Quinta-Feira, 06 de fevereiro de 2025

Postado às 11h30 | 07 Jun 2020 | Redação Erick Pereira: 'Sou contrário à unificação das eleições em 2022'

Crédito da foto: Marcos Garcia/JORNAL DE FATO Advogado Erick Pereira está no Cafezinho com César Santos

Por Maricelio Almeida – Repórter do JORNAL DE FATO

Considerado um dos maiores especialistas em Direito Eleitoral do país, o advogado Erick Wilson Pereira é o entrevistado desta semana da seção “Cafezinho com César Santos”. Doutor em Direito do Estado pela Pontífice Universidade Católica de São Paulo (PUC-SP), Erick Pereira discorre, na conversa a seguir, sobre a atipicidade do processo eleitoral de 2020.

O advogado comenta, entre outros pontos, a confirmação, pelo TSE, da possibilidade de realização das convenções partidárias de maneira virtual; fala sobre o adiamento do pleito; opina sobre a prorrogação de mandatos e unificação de eleições e sobre o comportamento do eleitor e dos candidatos diante do cenário de pandemia e pós-pandemia.

Dr. Erick Pereira também destaca não haver elementos suficientes para se discutir a cassação de mandato da chapa Bolsonaro/Mourão e analisa o polêmico inquérito das Fake News, em tramitação no Supremo Tribunal Federal (STF).

De forma genérica, como o senhor enxerga o cenário das eleições de 2020, diante desse contexto tão inesperado?

O cenário é absolutamente de uma imprevisibilidade, nós vivemos essa imprevisibilidade nesse momento. Eu acho que o candidato vai ter que ter um grande desafio em ser criativo, em ousar, em buscar uma comunicação virtual mais forte, que chegue até o eleitor, mas aí nós temos que fazer um registro inicial para o trabalho que está sendo desenvolvido na gestão do desembargador Glauber Rêgo (presidente do TRE/RN). O desembargador tem demonstrado uma responsabilidade muito forte em diminuir essa imprevisibilidade e fazer com que essas eleições caminhem para um cenário de normalidade, de legitimidade, e isso vai ser uma continuidade do que o próximo presidente, que será o desembargador Gilson, ele terá essa facilidade com esse trabalho que vem sendo feito pelo desembargador Glauber Rêgo e que merece o registro. Isso vai trazer mais segurança para aqueles que vão participar do pleito e, sobretudo, para aqueles que estarão escolhendo os próximos mandatários que irão governar o seu município, a sua cidade. A importância dessa organização, com dois grandes desembargadores nessa área administrativa de organização da Justiça Eleitoral no Rio Grande do Norte é que traz essa perspectiva de confiança, de que o pleito transcorrerá normalmente dentro dessas peculiaridades que nós estamos vivendo tão inesperadamente.

 

O TSE confirmou a possibilidade das convenções serem realizadas de maneira virtual este ano. O senhor concorda com esse posicionamento?

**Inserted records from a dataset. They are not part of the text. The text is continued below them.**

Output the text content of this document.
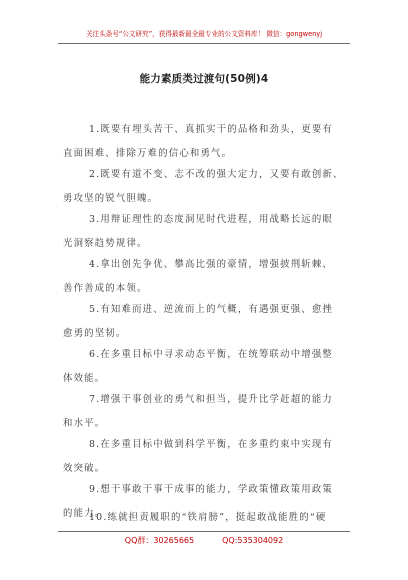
关注头条号“公文研究”，获得最新最全最专业的公文资料库！ 微信：gongwenyj
能力素质类过渡句(50例)4
1.既要有埋头苦干、真抓实干的品格和劲头，更要有
直面困难、排除万难的信心和勇气。
2.既要有道不变、志不改的强大定力，又要有敢创新、
勇攻坚的锐气胆魄。
3.用辩证理性的态度洞见时代进程，用战略长远的眼
光洞察趋势规律。
4.拿出创先争优、攀高比强的豪情，增强披荆斩棘、
善作善成的本领。
5.有知难而进、逆流而上的气概，有遇强更强、愈挫
愈勇的坚韧。
6.在多重目标中寻求动态平衡，在统筹联动中增强整
体效能。
7.增强干事创业的勇气和担当，提升比学赶超的能力
和水平。
8.在多重目标中做到科学平衡，在多重约束中实现有
效突破。
9.想干事敢干事干成事的能力，学政策懂政策用政策
的能力。
10.练就担责履职的“铁肩膀”，挺起敢战能胜的“硬
QQ群：30265665	QQ:535304092
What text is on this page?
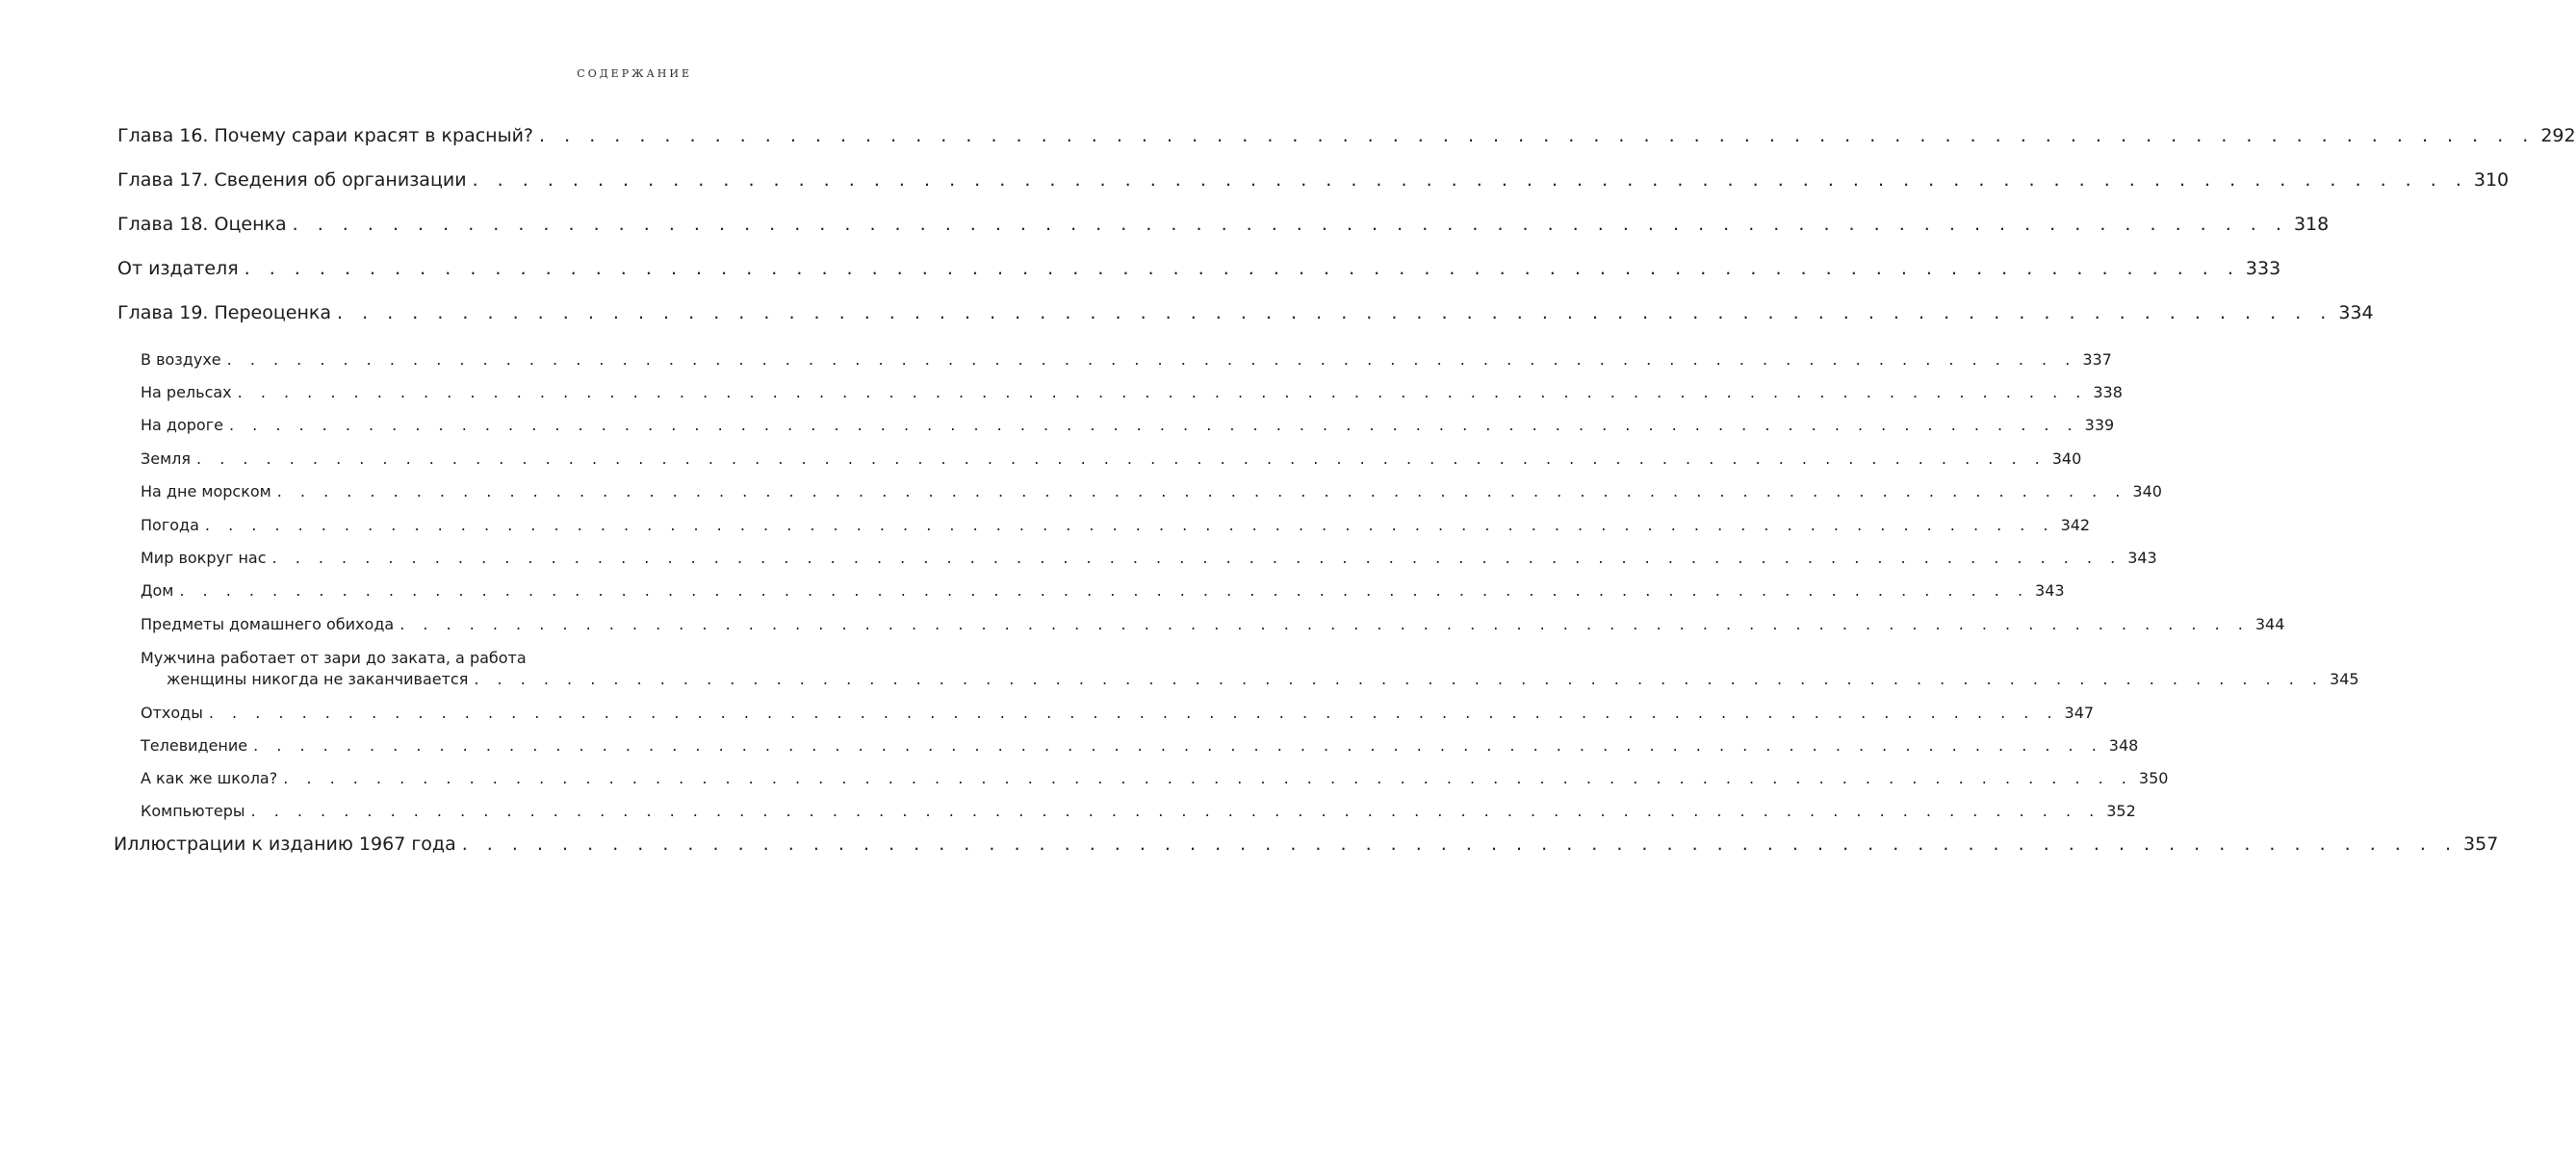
СОДЕРЖАНИЕ
Глава 16. Почему сараи красят в красный? . . . . . . . . . . . . . . . . . . . . . . . . . . . . . . . . . . . . . . . . . . . . . . . . . . . . . . . . . . . . . . . . . . . . . . . . . . . . . . . . 292
Глава 17. Сведения об организации . . . . . . . . . . . . . . . . . . . . . . . . . . . . . . . . . . . . . . . . . . . . . . . . . . . . . . . . . . . . . . . . . . . . . . . . . . . . . . . . 310
Глава 18. Оценка . . . . . . . . . . . . . . . . . . . . . . . . . . . . . . . . . . . . . . . . . . . . . . . . . . . . . . . . . . . . . . . . . . . . . . . . . . . . . . . . 318
От издателя . . . . . . . . . . . . . . . . . . . . . . . . . . . . . . . . . . . . . . . . . . . . . . . . . . . . . . . . . . . . . . . . . . . . . . . . . . . . . . . . 333
Глава 19. Переоценка . . . . . . . . . . . . . . . . . . . . . . . . . . . . . . . . . . . . . . . . . . . . . . . . . . . . . . . . . . . . . . . . . . . . . . . . . . . . . . . . 334
В воздухе . . . . . . . . . . . . . . . . . . . . . . . . . . . . . . . . . . . . . . . . . . . . . . . . . . . . . . . . . . . . . . . . . . . . . . . . . . . . . . . . 337
На рельсах . . . . . . . . . . . . . . . . . . . . . . . . . . . . . . . . . . . . . . . . . . . . . . . . . . . . . . . . . . . . . . . . . . . . . . . . . . . . . . . . 338
На дороге . . . . . . . . . . . . . . . . . . . . . . . . . . . . . . . . . . . . . . . . . . . . . . . . . . . . . . . . . . . . . . . . . . . . . . . . . . . . . . . . 339
Земля . . . . . . . . . . . . . . . . . . . . . . . . . . . . . . . . . . . . . . . . . . . . . . . . . . . . . . . . . . . . . . . . . . . . . . . . . . . . . . . . 340
На дне морском . . . . . . . . . . . . . . . . . . . . . . . . . . . . . . . . . . . . . . . . . . . . . . . . . . . . . . . . . . . . . . . . . . . . . . . . . . . . . . . . 340
Погода . . . . . . . . . . . . . . . . . . . . . . . . . . . . . . . . . . . . . . . . . . . . . . . . . . . . . . . . . . . . . . . . . . . . . . . . . . . . . . . . 342
Мир вокруг нас . . . . . . . . . . . . . . . . . . . . . . . . . . . . . . . . . . . . . . . . . . . . . . . . . . . . . . . . . . . . . . . . . . . . . . . . . . . . . . . . 343
Дом . . . . . . . . . . . . . . . . . . . . . . . . . . . . . . . . . . . . . . . . . . . . . . . . . . . . . . . . . . . . . . . . . . . . . . . . . . . . . . . . 343
Предметы домашнего обихода . . . . . . . . . . . . . . . . . . . . . . . . . . . . . . . . . . . . . . . . . . . . . . . . . . . . . . . . . . . . . . . . . . . . . . . . . . . . . . . . 344
Мужчина работает от зари до заката, а работа
женщины никогда не заканчивается . . . . . . . . . . . . . . . . . . . . . . . . . . . . . . . . . . . . . . . . . . . . . . . . . . . . . . . . . . . . . . . . . . . . . . . . . . . . . . . . 345
Отходы . . . . . . . . . . . . . . . . . . . . . . . . . . . . . . . . . . . . . . . . . . . . . . . . . . . . . . . . . . . . . . . . . . . . . . . . . . . . . . . . 347
Телевидение . . . . . . . . . . . . . . . . . . . . . . . . . . . . . . . . . . . . . . . . . . . . . . . . . . . . . . . . . . . . . . . . . . . . . . . . . . . . . . . . 348
А как же школа? . . . . . . . . . . . . . . . . . . . . . . . . . . . . . . . . . . . . . . . . . . . . . . . . . . . . . . . . . . . . . . . . . . . . . . . . . . . . . . . . 350
Компьютеры . . . . . . . . . . . . . . . . . . . . . . . . . . . . . . . . . . . . . . . . . . . . . . . . . . . . . . . . . . . . . . . . . . . . . . . . . . . . . . . . 352
Иллюстрации к изданию 1967 года . . . . . . . . . . . . . . . . . . . . . . . . . . . . . . . . . . . . . . . . . . . . . . . . . . . . . . . . . . . . . . . . . . . . . . . . . . . . . . . . 357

Essa possibilidade que o TSE deu agora, quinta-feira passada, para que as convenções sejam realizadas de forma virtual era algo que ninguém acreditava, até pouco tempo se dizia que era impossível, mas esse processo terá que ser feito de forma virtual, e aí o cuidado com que o partido tem que ter, a importância da organização, garantir o máximo de transparência, garantir o máximo de participação, escolher uma plataforma que comporte o maior número de pessoas participando, respeitar as formalidades não só do Estatuto do partido, mas, sobretudo, das resoluções do TSE, que tem um grupo formado agora exatamente pra dizer o mínimo que se deve observar nessas convenções virtuais. Isso tudo é algo real, é algo que deve ser levado muito em consideração, porque qualquer erro que um partido cometer ou qualquer erro formal que exista nessa convenção vai contaminar todas as candidaturas que serão postas nesse pleito eleitoral. Essa realidade que você está vivendo, de ter uma convenção naquelas modalidades cartorárias, que sempre foi feito e, agora você vai tê-la de forma virtual, é algo necessário, porque nós estamos num momento em que realmente está presencialmente é algo absolutamente impossível. O TSE demonstrou que esse pleito vai acontecer, e já começou a buscar soluções tecnológicas para isso.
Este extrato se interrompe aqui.